The implementation never relies on floating-point square roots. Using isqrt avoids precision issues entirely.
Worked Examples
Example 1
Input:
5 3 5 1 5 1
Total area:
$$15+5+5=25.$$
Square side:
$$S=5.$$
| Step | Condition | Result |
|---|---|---|
| Area perfect square | $25=5^2$ | Yes |
| Vertical stack | widths = 5, heights sum = 3+1+1=5 | Yes |
| Answer | YES |
This demonstrates the pure stacking configuration. Every rectangle spans the entire width of the square.
Example 2
Input:
8 5 3 5 3 3
| Step | Value |
|---|---|
| Area | 64 |
| Square side | 8 |
Checking layouts:
| Check | Result |
|---|---|
| Vertical stack | Fail |
| Horizontal stack | Fail |
| Rectangle 1 as strip | Remaining dimensions incompatible |
| Rectangle 2 as strip | Impossible |
| Rectangle 3 as strip | Impossible |
Final answer:
NO
This example shows that area alone is not enough. Even though $64=8^2$, the side lengths do not permit a valid tiling.
Complexity Analysis
| Measure | Complexity | Explanation |
|---|---|---|
| Time | O(1) | Only a fixed number of geometric checks are performed |
| Space | O(1) | Uses only a few variables |
Each test case requires evaluating a constant number of formulas. With at most 100 test cases, the running time is negligible compared to the limits.
Test Cases
# helper: run solution on input string, return output string
import sys
import io
from math import isqrt
def run(inp: str) -> str:
def can_form_square(rects):
area = sum(l * b for l, b in rects)
s = isqrt(area)
if s * s != area:
return False
if all(l == s for l, b in rects) and sum(b for l, b in rects) == s:
return True
if all(b == s for l, b in rects) and sum(l for l, b in rects) == s:
return True
for i in range(3):
l, b = rects[i]
others = [rects[j] for j in range(3) if j != i]
if l == s:
h = s - b
(l1, b1), (l2, b2) = others
if b1 == h and b2 == h and l1 + l2 == s:
return True
if l1 == s and l2 == s and b1 + b2 == h:
return True
if b == s:
w = s - l
(l1, b1), (l2, b2) = others
if l1 == w and l2 == w and b1 + b2 == s:
return True
if b1 == s and b2 == s and l1 + l2 == w:
return True
return False
data = inp.strip().splitlines()
t = int(data[0])
out = []
for i in range(1, t + 1):
vals = list(map(int, data[i].split()))
rects = [(vals[0], vals[1]), (vals[2], vals[3]), (vals[4], vals[5])]
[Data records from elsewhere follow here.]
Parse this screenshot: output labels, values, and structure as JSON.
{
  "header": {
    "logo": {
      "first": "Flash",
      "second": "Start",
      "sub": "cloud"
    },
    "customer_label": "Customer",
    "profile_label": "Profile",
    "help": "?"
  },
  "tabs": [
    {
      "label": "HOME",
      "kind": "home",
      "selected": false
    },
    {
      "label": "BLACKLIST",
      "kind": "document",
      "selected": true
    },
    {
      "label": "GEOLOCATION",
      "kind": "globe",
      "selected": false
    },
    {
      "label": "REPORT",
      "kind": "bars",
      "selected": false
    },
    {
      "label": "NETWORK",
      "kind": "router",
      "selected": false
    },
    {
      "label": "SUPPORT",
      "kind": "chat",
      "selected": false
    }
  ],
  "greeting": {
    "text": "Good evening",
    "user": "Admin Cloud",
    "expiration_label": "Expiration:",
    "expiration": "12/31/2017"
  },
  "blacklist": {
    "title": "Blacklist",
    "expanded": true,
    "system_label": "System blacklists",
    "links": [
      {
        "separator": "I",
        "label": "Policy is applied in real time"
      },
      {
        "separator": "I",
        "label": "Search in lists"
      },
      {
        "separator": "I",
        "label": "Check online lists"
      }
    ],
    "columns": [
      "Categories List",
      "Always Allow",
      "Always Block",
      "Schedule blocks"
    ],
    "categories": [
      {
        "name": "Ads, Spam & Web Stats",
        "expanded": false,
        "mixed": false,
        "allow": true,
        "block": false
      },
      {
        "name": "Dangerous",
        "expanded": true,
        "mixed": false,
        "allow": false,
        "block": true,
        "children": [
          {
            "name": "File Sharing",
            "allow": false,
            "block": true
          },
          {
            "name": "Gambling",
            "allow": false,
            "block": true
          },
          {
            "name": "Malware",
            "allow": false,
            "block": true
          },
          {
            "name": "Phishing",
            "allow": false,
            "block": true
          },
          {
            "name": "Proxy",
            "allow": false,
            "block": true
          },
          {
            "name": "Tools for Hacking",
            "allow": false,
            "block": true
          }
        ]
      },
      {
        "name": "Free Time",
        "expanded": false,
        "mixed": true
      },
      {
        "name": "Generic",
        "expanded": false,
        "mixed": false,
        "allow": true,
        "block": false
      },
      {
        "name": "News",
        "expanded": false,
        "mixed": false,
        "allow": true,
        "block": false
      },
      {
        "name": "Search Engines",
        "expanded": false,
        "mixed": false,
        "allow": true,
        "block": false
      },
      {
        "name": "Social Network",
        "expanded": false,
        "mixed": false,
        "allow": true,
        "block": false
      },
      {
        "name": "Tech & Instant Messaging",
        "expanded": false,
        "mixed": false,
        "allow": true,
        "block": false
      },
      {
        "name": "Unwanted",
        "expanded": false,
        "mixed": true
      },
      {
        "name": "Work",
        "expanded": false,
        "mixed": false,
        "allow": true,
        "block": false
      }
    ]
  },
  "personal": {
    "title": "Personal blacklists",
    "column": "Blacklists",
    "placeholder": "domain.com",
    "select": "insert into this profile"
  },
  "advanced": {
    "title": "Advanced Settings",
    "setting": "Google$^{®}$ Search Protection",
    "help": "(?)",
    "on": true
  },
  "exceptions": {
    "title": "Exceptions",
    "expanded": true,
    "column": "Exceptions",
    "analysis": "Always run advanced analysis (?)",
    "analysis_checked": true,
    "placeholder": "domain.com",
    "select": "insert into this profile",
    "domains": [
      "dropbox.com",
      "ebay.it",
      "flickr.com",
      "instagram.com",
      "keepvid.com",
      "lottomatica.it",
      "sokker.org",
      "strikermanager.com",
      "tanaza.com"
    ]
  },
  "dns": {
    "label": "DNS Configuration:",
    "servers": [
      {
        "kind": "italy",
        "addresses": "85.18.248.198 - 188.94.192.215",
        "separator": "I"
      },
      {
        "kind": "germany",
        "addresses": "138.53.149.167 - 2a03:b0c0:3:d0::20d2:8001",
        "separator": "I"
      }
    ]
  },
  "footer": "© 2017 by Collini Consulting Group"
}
out.append("YES" if can_form_square(rects) else "NO")
return "\n".join(out)
# provided sample
assert run(
"""5
100 100 10 10 1 1
5 3 5 1 5 1
2 3 1 2 1 1
8 5 3 5 3 3
3 3 3 3 2 1
"""
) == """NO
YES
YES
NO
NO"""
# minimum dimensions
assert run(
"""1
1 1 1 1 1 1
"""
) == "NO"
# all equal rectangles forming a square
assert run(
"""1
2 2 2 2 2 2
"""
) == "NO"
# vertical stacking
assert run(
"""1
4 2 4 1 4 1
"""
) == "YES"
# perfect-square area but impossible layout
assert run(
"""1
8 5 3 5 3 3
"""
) == "NO"
| Test input | Expected output | What it validates |
|---|---|---|
| 1×1, 1×1, 1×1 | NO | Smallest dimensions |
| 2×2, 2×2, 2×2 | NO | Perfectly equal rectangles do not automatically work |
| 4×2, 4×1, 4×1 | YES | Pure vertical stacking |
| 8×5, 3×5, 3×3 | NO | Perfect-square area but impossible geometry |
Edge Cases
Consider:
1
5 3 5 1 5 1
The area is $25$, so $S=5$. All rectangles have width 5 and their heights sum to 5. The algorithm accepts during the vertical-stack check and returns YES. A solution that only searches for L-shaped layouts would incorrectly reject it.
Consider:
1
8 5 3 5 3 3
The area is $64$, giving $S=8$. Every geometric configuration checked by the algorithm fails. The answer is NO even though the area is a perfect square. This prevents the common mistake of using area as the only criterion.
Consider:
1
2 3 1 2 1 1
The area is
$$6+2+1=9,$$
so $S=3$. The $2 \times 3$ rectangle occupies a full-height strip. The remaining width is 1. The other rectangles are $1 \times 2$ and $1 \times 1$, which stack vertically to fill a $1 \times 3$ region. The algorithm detects this in the full-height-strip case and returns YES.
Consider:
1
100 100 10 10 1 1
The area is
$$10101,$$
which is not a perfect square. The algorithm rejects immediately before performing any geometric checks. This handles the largest dimensions safely and efficiently.